Personal information
- Born: September 3, 1941 Columbia, Mississippi, U.S.
- Died: May 12, 2018 (aged 76) Columbia, Mississippi, U.S.
- Listed height: 6 ft 4 in (1.93 m)
- Listed weight: 277 lb (126 kg)

Career information
- High school: Columbia (MS)
- College: Ole Miss
- NFL draft: 1963 (1st round, 3rd overall pick)
- AFL draft: 1963 (2nd round, 9th overall pick)

Career history
- Buffalo Bills (1963–1971); Miami Dolphins (1972); Houston Oilers (1973)*; Jacksonville Sharks (1974); Jacksonville Express (1975);
- * Offseason or practice squad member only

Awards and highlights
- Super Bowl champion (VII); 2× AFL champion (1964, 1965); First-team All-AFL (1966); 4× AFL All-Star (1965–1968); National champion (1960); Consensus All-American (1962); Second-team All-American (1961); 2× First-team All-SEC (1961, 1962);

Career NFL/AFL statistics
- Fumble recoveries: 7
- Interceptions: 1
- Sacks: 23.5
- Stats at Pro Football Reference

= Jim Dunaway =

American football player (1941–2018)

James Kenneth Dunaway (September 3, 1941 – May 12, 2018) was an American professional football player. A defensive tackle, he played college football at the University of Mississippi, and played in the American Football League (AFL) for the Buffalo Bills, as part of a defensive line that held opposing runners without a rushing touchdown for a pro football record seventeen consecutive games in the 1964 and 1965 AFL seasons.

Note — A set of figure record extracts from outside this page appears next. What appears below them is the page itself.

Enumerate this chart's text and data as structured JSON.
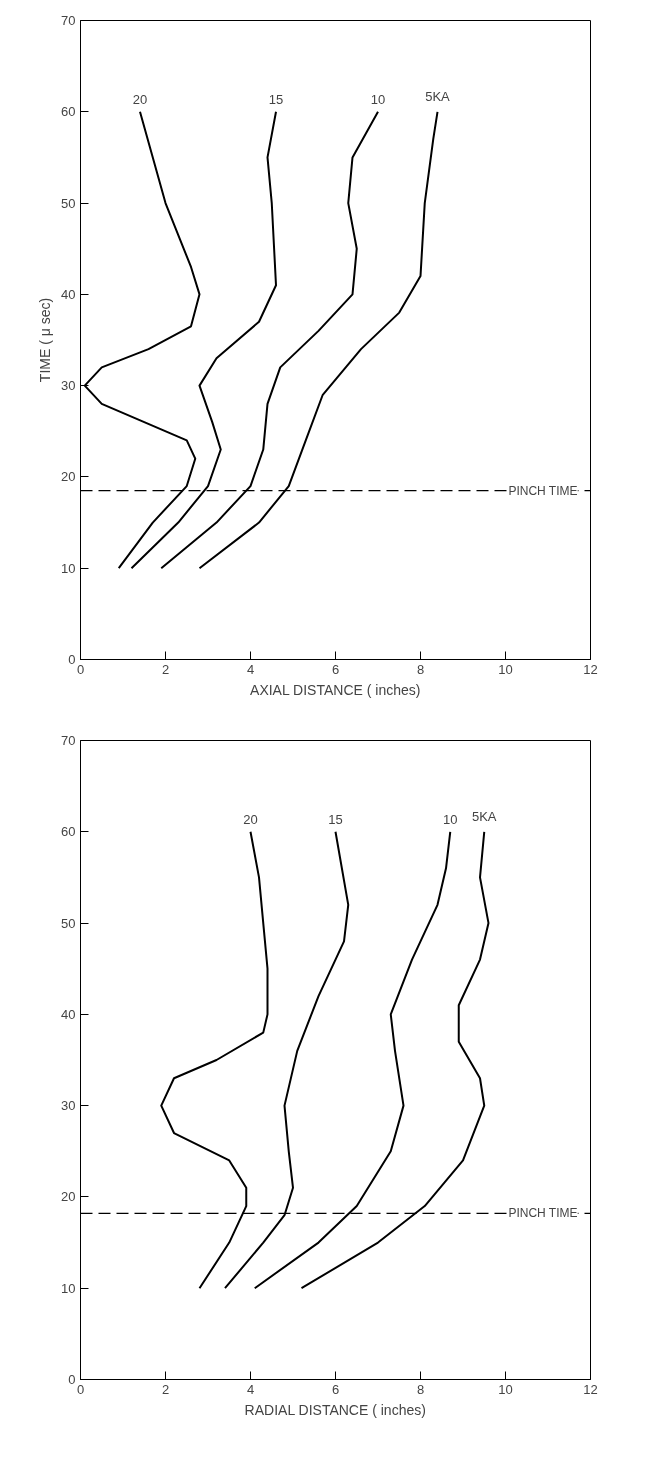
{
  "chart_data": [
    {
      "type": "line",
      "xlabel": "AXIAL DISTANCE ( inches)",
      "ylabel": "TIME ( μ sec)",
      "xlim": [
        0,
        12
      ],
      "ylim": [
        0,
        70
      ],
      "xticks": [
        0,
        2,
        4,
        6,
        8,
        10,
        12
      ],
      "yticks": [
        0,
        10,
        20,
        30,
        40,
        50,
        60,
        70
      ],
      "grid": false,
      "ref_lines": [
        {
          "axis": "y",
          "value": 18.5,
          "label": "PINCH TIME",
          "line_style": "dashed"
        }
      ],
      "series": [
        {
          "name": "20",
          "color": "#000000",
          "x": [
            0.9,
            1.7,
            2.5,
            2.7,
            2.5,
            1.5,
            0.5,
            0.1,
            0.5,
            1.6,
            2.6,
            2.8,
            2.6,
            2.0,
            1.4
          ],
          "values": [
            10,
            15,
            19,
            22,
            24,
            26,
            28,
            30,
            32,
            34,
            36.5,
            40,
            43,
            50,
            60
          ]
        },
        {
          "name": "15",
          "color": "#000000",
          "x": [
            1.2,
            2.3,
            3.0,
            3.3,
            3.1,
            2.8,
            3.2,
            4.2,
            4.6,
            4.5,
            4.4,
            4.6
          ],
          "values": [
            10,
            15,
            19,
            23,
            26,
            30,
            33,
            37,
            41,
            50,
            55,
            60
          ]
        },
        {
          "name": "10",
          "color": "#000000",
          "x": [
            1.9,
            3.2,
            4.0,
            4.3,
            4.4,
            4.7,
            5.6,
            6.4,
            6.5,
            6.3,
            6.4,
            7.0
          ],
          "values": [
            10,
            15,
            19,
            23,
            28,
            32,
            36,
            40,
            45,
            50,
            55,
            60
          ]
        },
        {
          "name": "5KA",
          "color": "#000000",
          "x": [
            2.8,
            4.2,
            4.9,
            5.3,
            5.7,
            6.6,
            7.5,
            8.0,
            8.1,
            8.3,
            8.4
          ],
          "values": [
            10,
            15,
            19,
            24,
            29,
            34,
            38,
            42,
            50,
            57,
            60
          ]
        }
      ]
    },
    {
      "type": "line",
      "xlabel": "RADIAL DISTANCE ( inches)",
      "xlim": [
        0,
        12
      ],
      "ylim": [
        0,
        70
      ],
      "xticks": [
        0,
        2,
        4,
        6,
        8,
        10,
        12
      ],
      "yticks": [
        0,
        10,
        20,
        30,
        40,
        50,
        60,
        70
      ],
      "grid": false,
      "ref_lines": [
        {
          "axis": "y",
          "value": 18.2,
          "label": "PINCH TIME",
          "line_style": "dashed"
        }
      ],
      "series": [
        {
          "name": "20",
          "color": "#000000",
          "x": [
            2.8,
            3.5,
            3.9,
            3.9,
            3.5,
            2.2,
            1.9,
            2.2,
            3.2,
            4.3,
            4.4,
            4.4,
            4.3,
            4.2,
            4.0
          ],
          "values": [
            10,
            15,
            19,
            21,
            24,
            27,
            30,
            33,
            35,
            38,
            40,
            45,
            50,
            55,
            60
          ]
        },
        {
          "name": "15",
          "color": "#000000",
          "x": [
            3.4,
            4.3,
            4.8,
            5.0,
            4.9,
            4.8,
            5.1,
            5.6,
            6.2,
            6.3,
            6.0
          ],
          "values": [
            10,
            15,
            18,
            21,
            25,
            30,
            36,
            42,
            48,
            52,
            60
          ]
        },
        {
          "name": "10",
          "color": "#000000",
          "x": [
            4.1,
            5.6,
            6.5,
            7.3,
            7.6,
            7.4,
            7.3,
            7.8,
            8.4,
            8.6,
            8.7
          ],
          "values": [
            10,
            15,
            19,
            25,
            30,
            36,
            40,
            46,
            52,
            56,
            60
          ]
        },
        {
          "name": "5KA",
          "color": "#000000",
          "x": [
            5.2,
            7.0,
            8.1,
            9.0,
            9.5,
            9.4,
            8.9,
            8.9,
            9.4,
            9.6,
            9.4,
            9.5
          ],
          "values": [
            10,
            15,
            19,
            24,
            30,
            33,
            37,
            41,
            46,
            50,
            55,
            60
          ]
        }
      ]
    }
  ]
}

== Murder charge and aftermath ==
On July 27, 1998, Dunaway's ex-wife, Nonniel Dunaway, was found dead in a half-empty swimming pool. An autopsy revealed that she had a fractured skull and was unconscious when she was placed in the water by her assailant where she drowned. Prior to this event, she had won a divorce judgment which gave her more than 800 acre of property that the couple owned, $1,800 a month in alimony and half of Dunaway's NFL pension. They had been divorced since 1995 and Dunaway was planning to appeal.

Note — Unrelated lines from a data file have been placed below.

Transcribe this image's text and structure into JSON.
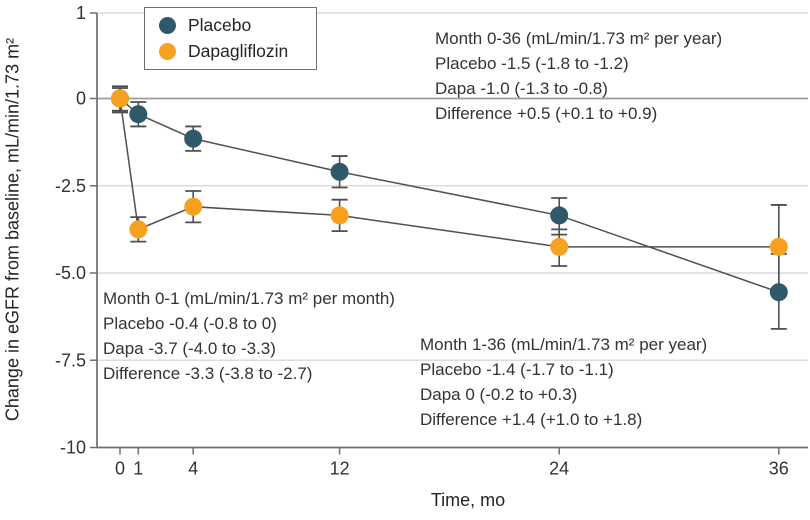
{
  "chart_data": {
    "type": "line",
    "title": "",
    "xlabel": "Time, mo",
    "ylabel": "Change in eGFR from baseline, mL/min/1.73 m²",
    "x": [
      0,
      1,
      4,
      12,
      24,
      36
    ],
    "x_tick_labels": [
      "0",
      "1",
      "4",
      "12",
      "24",
      "36"
    ],
    "y_tick_values": [
      1,
      0,
      -2.5,
      -5,
      -7.5,
      -10
    ],
    "y_tick_labels": [
      "1",
      "0",
      "-2.5",
      "-5.0",
      "-7.5",
      "-10"
    ],
    "xlim": [
      0,
      36
    ],
    "ylim": [
      1,
      -10
    ],
    "grid": "horizontal",
    "legend_position": "top-left-inside",
    "series": [
      {
        "name": "Placebo",
        "color": "#2E5968",
        "values": [
          0,
          -0.45,
          -1.15,
          -2.1,
          -3.35,
          -5.55
        ],
        "ci_low": [
          -0.35,
          -0.8,
          -1.5,
          -2.55,
          -3.9,
          -6.6
        ],
        "ci_high": [
          0.35,
          -0.1,
          -0.8,
          -1.65,
          -2.85,
          -4.45
        ]
      },
      {
        "name": "Dapagliflozin",
        "color": "#F8A11E",
        "values": [
          0,
          -3.75,
          -3.1,
          -3.35,
          -4.25,
          -4.25
        ],
        "ci_low": [
          -0.4,
          -4.1,
          -3.55,
          -3.8,
          -4.8,
          -5.45
        ],
        "ci_high": [
          0.3,
          -3.4,
          -2.65,
          -2.9,
          -3.75,
          -3.05
        ]
      }
    ],
    "annotations": [
      {
        "lines": [
          "Month 0-36 (mL/min/1.73 m² per year)",
          "Placebo -1.5 (-1.8 to -1.2)",
          "Dapa -1.0 (-1.3 to -0.8)",
          "Difference +0.5 (+0.1 to +0.9)"
        ]
      },
      {
        "lines": [
          "Month 0-1 (mL/min/1.73 m² per month)",
          "Placebo -0.4 (-0.8 to 0)",
          "Dapa -3.7 (-4.0 to -3.3)",
          "Difference -3.3 (-3.8 to -2.7)"
        ]
      },
      {
        "lines": [
          "Month 1-36 (mL/min/1.73 m² per year)",
          "Placebo -1.4 (-1.7 to -1.1)",
          "Dapa 0 (-0.2 to +0.3)",
          "Difference +1.4 (+1.0 to +1.8)"
        ]
      }
    ],
    "colors": {
      "gridline": "#DCDCDC",
      "zero_line": "#9B9B9B",
      "axis": "#6F6F6F",
      "error_and_line": "#4F4F4F",
      "text": "#333333"
    }
  }
}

Dunaway was charged with her murder but a grand jury chose not to indict Dunaway of the charges. In response, his children filed a wrongful death lawsuit, alleging that Dunaway was responsible for their mother's death. In 2002, Dunaway was found liable and ordered to pay $579,000 to his children.

Coincidentally, Dunaway had been a teammate for three seasons of star running back O. J. Simpson, who was similarly found responsible for his ex-wife's death after being acquitted of her murder in a controversial trial in 1995.